3x04 - O Delegado e o Ladrão
de Evandro Nunes

— Delegado — falou o agente Rogério, entrando apressado no gabinete. — Acabou de acontecer um homicídio na Avenida Guajajaras!

— Foi um latrocínio, delegado — completou outro agente que acabara de entrar, ficando ao lado daquele que anunciara o crime.

O delegado Abimael levantou-se, pegou a pistola na gaveta de sua mesa e a colocou na cintura, às costas, e passou pelos agentes, chamando-os.

— Vamos lá! Essa bandidagem não nos dá folga!

A viatura policial partiu da delegacia do Tirirical, bairro de São Luís do Maranhão, com destino ao local do fato ocorrido. Seguiram descrevendo linhas sinuosas pelo meio do trânsito caótico da Avenida Guajajaras, sirene ligada, e em poucos minutos paravam na cena do crime. Com uma freada brusca, o carro afastou os curiosos e os policiais desceram da viatura, apressados, e já foram isolando a área com uma fita amarela, deixando as pessoas a uma distância adequada para os trabalhos da perícia, que não tardaria a chegar.

Com a presença dos policiais, uns, curiosos de novidades; outros, ávidos de contar o que viram, começaram a falar ao mesmo tempo. As vozes eram agudas, discordantes.

— Foram dois ladrões! — afirmava uma senhora aparentando nervosismo e gesticulando ao falar. — E levaram a moto dele.

— De minha banca eu percebi que o rapaz aí, reagiu — completava uma vendedora ambulante que fazia ponto defronte ao sinal onde ocorrera o assassinato.

Pelo comportamento das pessoas, o latrocínio comoveu aqueles que trabalhavam nas imediações, deixando-os com uma sensação de insegurança, e os curiosos em torno do morto mudava a toda hora. Horas depois o corpo foi recolhido pelo rabecão do IML e pouco a pouco as pessoas foram se retirando e retomando as suas atividades.

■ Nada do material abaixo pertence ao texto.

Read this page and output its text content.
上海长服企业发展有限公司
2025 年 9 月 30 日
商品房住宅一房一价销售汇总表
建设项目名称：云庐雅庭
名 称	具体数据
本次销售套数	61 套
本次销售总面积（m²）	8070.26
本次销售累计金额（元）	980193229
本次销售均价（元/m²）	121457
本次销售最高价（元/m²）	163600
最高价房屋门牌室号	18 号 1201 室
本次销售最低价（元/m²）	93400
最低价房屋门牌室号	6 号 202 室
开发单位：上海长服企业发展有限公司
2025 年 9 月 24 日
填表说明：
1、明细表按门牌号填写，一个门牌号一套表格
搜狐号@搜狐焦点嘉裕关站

O Dr. Abimael morava próximo ao seu local de trabalho. Com poucos minutos ele chegava a sua casa na Avenida Santos Dumont. Era uma casa de classe média, mas a todo tempo vigiada por agentes de sua delegacia. A mulher desse delegado era uma senhora pretensiosa e com fumaças de nobreza; professora universitária na UFMA, e o casal tinha apenas um filho: um menino sapeca que vivia atanazando a vida de sua babá. Ele tinha ojeriza particular às empregadas. Já na meninice fez coisas de causar espanto e com três anos de idade o pestinha já havia provocado à demissão de quase uma dezena de empregadas domésticas. Quando esse menino enveredou pela adolescência, venceu rapidamente o ensino médio e logo bateu à porta de uma faculdade. Foi estudar as leis e seguir carreira análoga à do pai. Mas essa dedicação aos estudos teve vida curta e logo ele trancava a matrícula com várias cadeiras reprovadas, pois o diploma de bacharel não tinha grande solução para a sua inteligência mais propensa a vadiagem.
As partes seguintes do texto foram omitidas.